# Too Good to Be True

In ancient Israel a court of 23 judges called the Sanhedrin would decide matters of importance such as death penalty cases. The Talmud prescribes a surprising rule for the court. If a majority vote for death then death is imposed except, “If the Sanhedrin unanimously find guilty, he is acquitted.” Why the peculiar rule?

In an excellent new paper, Too Good to Be True, Lachlan J. Gunn et al. show that *more evidence can reduce confidence*. The basic idea is simple. We expect that in most processes there will normally be some noise so absence of noise suggests a kind of systemic failure. The police are familiar with one type of example. When the eyewitnesses to a crime all report *exactly* the same story that reduces confidence that the story is true. Eyewitness stories that match too closely suggests not truth but a kind a systemic failure, namely the witnesses have collaborated on telling a lie.

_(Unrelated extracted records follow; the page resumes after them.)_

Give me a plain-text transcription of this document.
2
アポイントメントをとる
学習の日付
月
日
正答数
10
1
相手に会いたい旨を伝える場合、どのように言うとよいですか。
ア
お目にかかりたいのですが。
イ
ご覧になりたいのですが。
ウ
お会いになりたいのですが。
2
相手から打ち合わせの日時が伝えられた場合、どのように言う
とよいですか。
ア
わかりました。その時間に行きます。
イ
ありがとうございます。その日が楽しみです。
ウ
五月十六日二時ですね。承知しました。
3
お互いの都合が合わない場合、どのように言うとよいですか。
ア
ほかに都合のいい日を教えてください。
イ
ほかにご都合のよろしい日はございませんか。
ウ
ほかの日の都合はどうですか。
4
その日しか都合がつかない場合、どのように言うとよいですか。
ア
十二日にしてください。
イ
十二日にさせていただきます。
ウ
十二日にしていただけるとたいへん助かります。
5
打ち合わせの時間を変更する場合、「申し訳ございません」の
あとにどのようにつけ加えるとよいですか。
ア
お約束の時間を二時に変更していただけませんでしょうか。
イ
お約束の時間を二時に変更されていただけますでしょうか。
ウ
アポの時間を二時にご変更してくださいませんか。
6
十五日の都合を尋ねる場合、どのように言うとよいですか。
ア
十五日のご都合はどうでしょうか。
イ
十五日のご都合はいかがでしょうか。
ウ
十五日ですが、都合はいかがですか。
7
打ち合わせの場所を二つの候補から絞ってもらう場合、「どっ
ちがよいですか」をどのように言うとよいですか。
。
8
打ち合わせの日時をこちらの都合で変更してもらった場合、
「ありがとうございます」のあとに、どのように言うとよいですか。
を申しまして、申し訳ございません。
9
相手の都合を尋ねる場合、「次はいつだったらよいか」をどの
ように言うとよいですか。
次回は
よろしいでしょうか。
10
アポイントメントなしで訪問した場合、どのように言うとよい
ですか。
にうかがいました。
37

What Gunn et al. show is that the accumulation of consistent (non-noisy) evidence can reverse one’s confidence surprisingly quickly. Consider a police lineup but now consider a more likely cause of systemic failure than witness conspiracy. Suppose that there is a small probability, say 1%, that the police arrange the lineup, either on purpose or by accident, so that the “suspect” is the only one who is close to matching the description of the criminal. Now consider what happens to our rational (Bayesian) probability that the suspect is guilty as the number of eyewitnesses saying “that’s the guy” increases. The first eyewitness to identify the suspect increases our confidence that the suspect is guilty and our confidence increases when the second and third eyewitness corroborate but when a fourth eyewitness points to the same man our rational confidence should actually

decrease.

Even though the systemic failure rate is only 1%, that small probability starts to weigh more heavily the more consistent (less noisy) the evidence becomes. The red line in the graph at right shows–using a 1% systemic failure rate and realistic probabilities of eyewitness identification–that after 3 witnesses more evidence decreases our confidence and when more than 10 witnesses identify the same suspect we should be less certain of guilt than when one witness identifies the suspect! The yellow line shows how certainty increases when there is no possibility of systemic failure which is what most people imagine is the case. Notice from the green line that even when the probability of systemic failure is tiny (.01%) it begins to dominate the results quite early.

What matters is not that the probability of systemic failure is tiny but how it compares to the probability of consistency which, with any reasonable estimate of noise, is itself getting tinier and tinier as evidence accumulates. In another application, the authors show how even the miniscule probability of a stray cosmic ray flipping a bit in machine code can materially reduce our confidence in common cryptographic procedures.

In summary, the peculiar rule of the Talmud receives support from Bayesian analysis–too much consistency is suspect of failure.